Sir Tenniel, John – British illustrator, 1820-1914.
Sir Tenniel, John – British illustrator, 1820-1914. With the illustrations of only two children’s books to his credit, Sir John Tenniel has nevertheless well earned his place as one of the great names in children’s literature. His illustrations for Lewis Carroll’s Alice’s Adventures in Wonderland 1865 and Through the Looking-Glass (1872) have been termed the most perfect marriage of text and illustration in a children s book, with the illustrator’s style complementing and expanding the scope of the author’s story and, with time, becoming virtually inseparable from it.
Thought by many to have been the epitome of the Victorian gentleman, John Tenniel was born the year before Queen Victoria ascended the throne and died on the eve of the First World War, when the world order with which he had been so comfortable changed forever. In between, he lived a solid, steady life of respectability and satisfactory personal achievement, and his strong, literal artistic style captured and reflected his times. He was primarily a self-taught artist, having quit the Royal Academy School “in utter disgust of there being no teaching’” and spent long hours at the British Museum and the Tower of London studying and copying suits of armor and books on medieval costume. He hoped to make his living as a painter, and he viewed the illustrating work that came his way as incidental.
But in 1848 he was asked to illustrate Aesop’s Fables, a retelling by the Reverend Thomas James. The book met with wide success, and as a result he was invited to become the primary illustrator for Punch, a satirical magazine that set the political and social tone of the day. Tenniel’s political cartoons for Punch form the other half of his enduring body of work, and they greatly influenced British political life for the half century he drew them. His early studies of knights and ladies loomed large in Tenniel’s artistic vocabulary, as did his interest in animals (particularly lions and eagles) and his very Victorian love of whimsy, which frequently expressed itself in drawings of anthropomorphic animals: rabbits in waistcoats and fishes in knee breeches.
When Charles Dodgson, as Lewis Carroll, decided to publish the story about a little girl named Alice he had written for some of his young friends, he knew his own amateurish drawings would not do. He was taken with Tenniel’s work in Punch and asked a mutual friend to introduce them. Thus began an extremely contentious, wearing, and ultimately fruitful collaboration.

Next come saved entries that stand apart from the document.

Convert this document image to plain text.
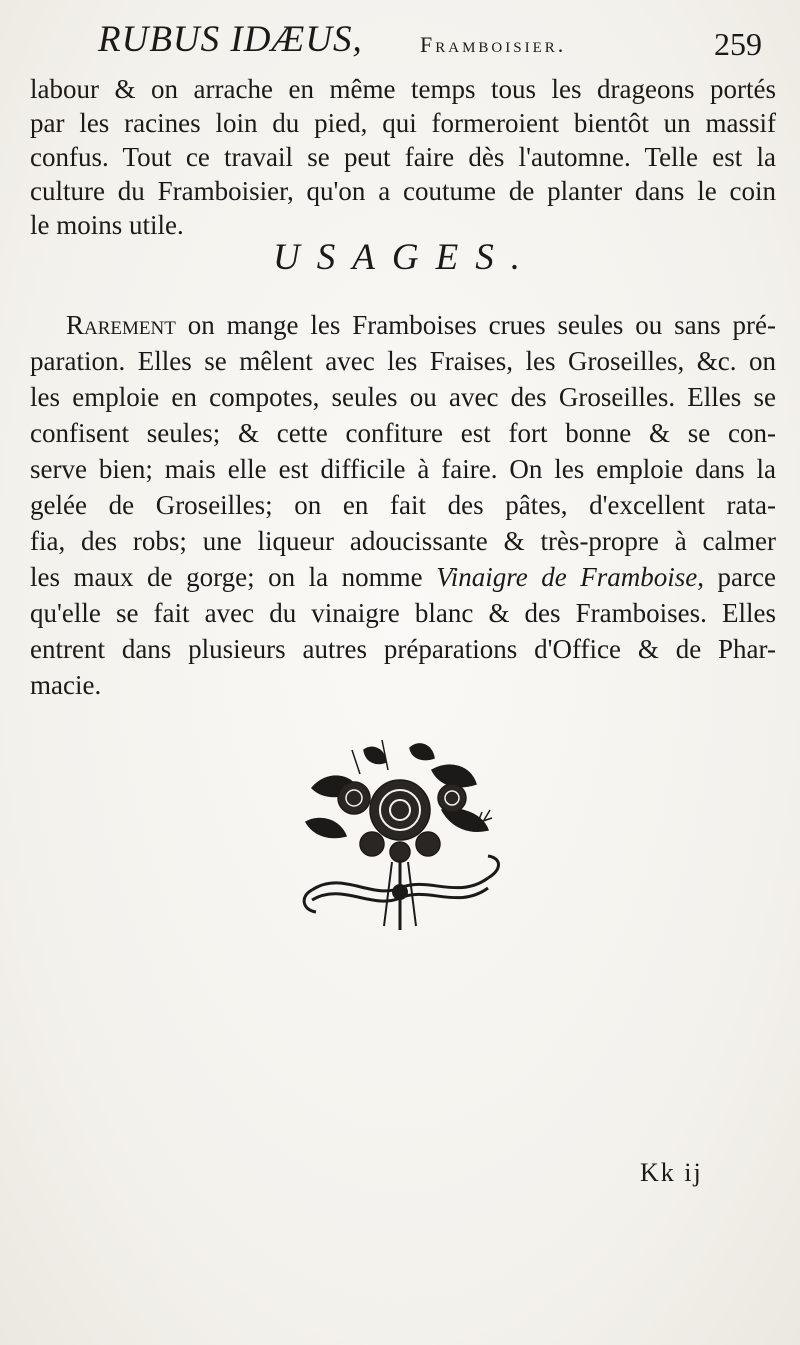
RUBUS IDÆUS,	Framboisier.	259
labour & on arrache en même temps tous les drageons portés
par les racines loin du pied, qui formeroient bientôt un massif
confus. Tout ce travail se peut faire dès l'automne. Telle est la
culture du Framboisier, qu'on a coutume de planter dans le coin
le moins utile.
USAGES.
Rarement on mange les Framboises crues seules ou sans pré-
paration. Elles se mêlent avec les Fraises, les Groseilles, &c. on
les emploie en compotes, seules ou avec des Groseilles. Elles se
confisent seules; & cette confiture est fort bonne & se con-
serve bien; mais elle est difficile à faire. On les emploie dans la
gelée de Groseilles; on en fait des pâtes, d'excellent rata-
fia, des robs; une liqueur adoucissante & très-propre à calmer
les maux de gorge; on la nomme Vinaigre de Framboise, parce
qu'elle se fait avec du vinaigre blanc & des Framboises. Elles
entrent dans plusieurs autres préparations d'Office & de Phar-
macie.
Kk ij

The two gentlemen met in 1864, and over the next eight years and through two books, they conducted a very courteous, highly restrained, but deadly serious battle over artistic control of Wonderland.
Carroll had very definite ideas about how the illustrations for his books should look, having illustrated himself the first, unpublished version of Alice, called Alice’s Adventures Under Ground. Tenniel felt himself to be little more than an employee of Carroll’s, a position at which his independent nature balked. He had his own strong vision of the works, and occasionally, especially for the second book, Carroll incorporated his suggestions into the text. Carroll’s mania for detail was matched only by Tenniel’s, and the two drove each other to the ultimate reaches of patience with their competing fastidiousness.
The drawings were done in the manner of the day. This involved sketches followed by finished pen-and- ink drawings on paper; transferred by the artist onto wooden blocks, the drawings were then engraved by an engraver and handed over to a printer. It was a long, laborious process, with many opportunities for mistakes and misunderstandings.
In fact, John Tenniel and Carroll recalled the first printing of Alice because they felt it had been improperly printed, to the detriment of the illustrations. Ultimately, however, the two men produced books that have been celebrated for their beauty, wit, fantasy, and uncommon harmony between text and art. Tenniel diplomatically claimed,
It is a curious fact that with Through the Looking-Glass the faculty of making drawings for book illustrations departed from me,”
and he spent the rest of his career focused on his cartoons for Punch, When he died, a few days before his ninety-fourth birthday, his contemporaries mourned the passing of an era, along with the mail who exemplified and captured it so well.